Right now, Ronald Sullivan said, most clients are not receiving such representation. And even with positive steps being taken within the office -- with attorneys on full-time, a move planned to less-cramped office space, plans for new computers and more than two phone lines -- the office still will fall far short, he said.
"The office is working extremely hard, every day," Sullivan told state District Judge Arthur Hunter, who held the hearing to get an update on the matter. "But they're not there yet."
The adequacy of the office's resources has long been a simmering concern -- one that boiled over last month, when Hunter ordered four inmates released and their trials postponed until they could get sufficient representation.

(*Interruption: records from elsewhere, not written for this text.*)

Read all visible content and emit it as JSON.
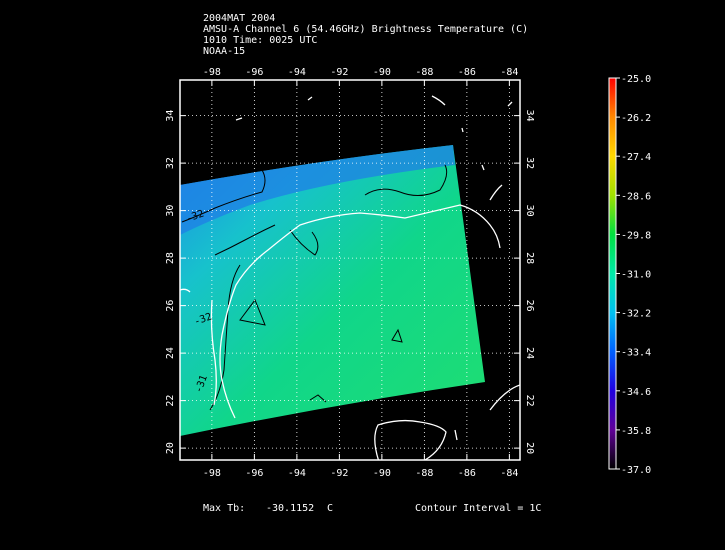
{
  "header": {
    "line1": "2004MAT 2004",
    "line2": "AMSU-A Channel 6 (54.46GHz) Brightness Temperature (C)",
    "line3": "1010 Time: 0025 UTC",
    "line4": "NOAA-15"
  },
  "footer": {
    "max_label": "Max Tb:",
    "max_value": "-30.1152",
    "max_unit": "C",
    "contour": "Contour Interval = 1C"
  },
  "map": {
    "lon_ticks": [
      "-98",
      "-96",
      "-94",
      "-92",
      "-90",
      "-88",
      "-86",
      "-84"
    ],
    "lat_ticks": [
      "20",
      "22",
      "24",
      "26",
      "28",
      "30",
      "32",
      "34"
    ],
    "lon_range": [
      -99.5,
      -83.5
    ],
    "lat_range": [
      19.5,
      35.5
    ],
    "contour_labels": [
      "-32",
      "-32",
      "-31"
    ]
  },
  "colorbar": {
    "labels": [
      "-25.0",
      "-26.2",
      "-27.4",
      "-28.6",
      "-29.8",
      "-31.0",
      "-32.2",
      "-33.4",
      "-34.6",
      "-35.8",
      "-37.0"
    ],
    "colors": [
      "#ff0000",
      "#ff8800",
      "#ffd800",
      "#a0e000",
      "#00e040",
      "#00e8a8",
      "#00c0f0",
      "#0060ff",
      "#2000e0",
      "#600098",
      "#000000"
    ]
  },
  "chart_data": {
    "type": "heatmap",
    "title": "AMSU-A Channel 6 (54.46GHz) Brightness Temperature (C)",
    "xlabel": "",
    "ylabel": "",
    "xlim": [
      -99.5,
      -83.5
    ],
    "ylim": [
      19.5,
      35.5
    ],
    "color_range": [
      -37.0,
      -25.0
    ],
    "max_value": -30.1152,
    "contour_interval": 1
  }
}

The public defender's office had set that ruling in motion by asking the judge to postpone the prosecution of the cases until it had enough lawyers and money to do its job effectively.
On Friday, Hunter reiterated his belief that the public defender's office lacks adequate funding to represent indigent defendants. But, he questioned how the office could continue accepting cases if the representation provided is so poor.
He ordered the Orleans indigent defenders board to set a date for when the office could no longer accept new cases and provide him with it by Dec. 1.
District Judge Calvin Johnson, who also has been involved in the indigent defense matter, sat in on part of Friday's lengthy hearing. He didn't publicly discuss the hearing.
Sullivan said he proposed a $3.3 million budget for 2007, which would create a deficit of potentially more than $500,000. He did not say what this year's budget for the public defender's office is, though Steve Singer, chief of trials for the office and an assistant clinical professor at Loyola Law School, said the office has been "sort of living off" one-time emergency grants, which followed Hurricane Katrina, and money "borrowed" from allocations for 2007 and 2008.
Without additional cash, Sullivan said the office will need to start laying off lawyers in 2008.
Singer said the office wants help from the state Legislature. "There are currently civil rights violations going on," Singer told reporters. With steps being taken already, more money would go a long way toward fixing the situation, he said.
David Pipes, an assistant Orleans Parish district attorney, said the two sides are expected to subpoena each other's financial records.
The district attorney's office has fought any halting of prosecutions. Neither he nor Singer knew if the defendants ordered released by Hunter had, indeed, been freed.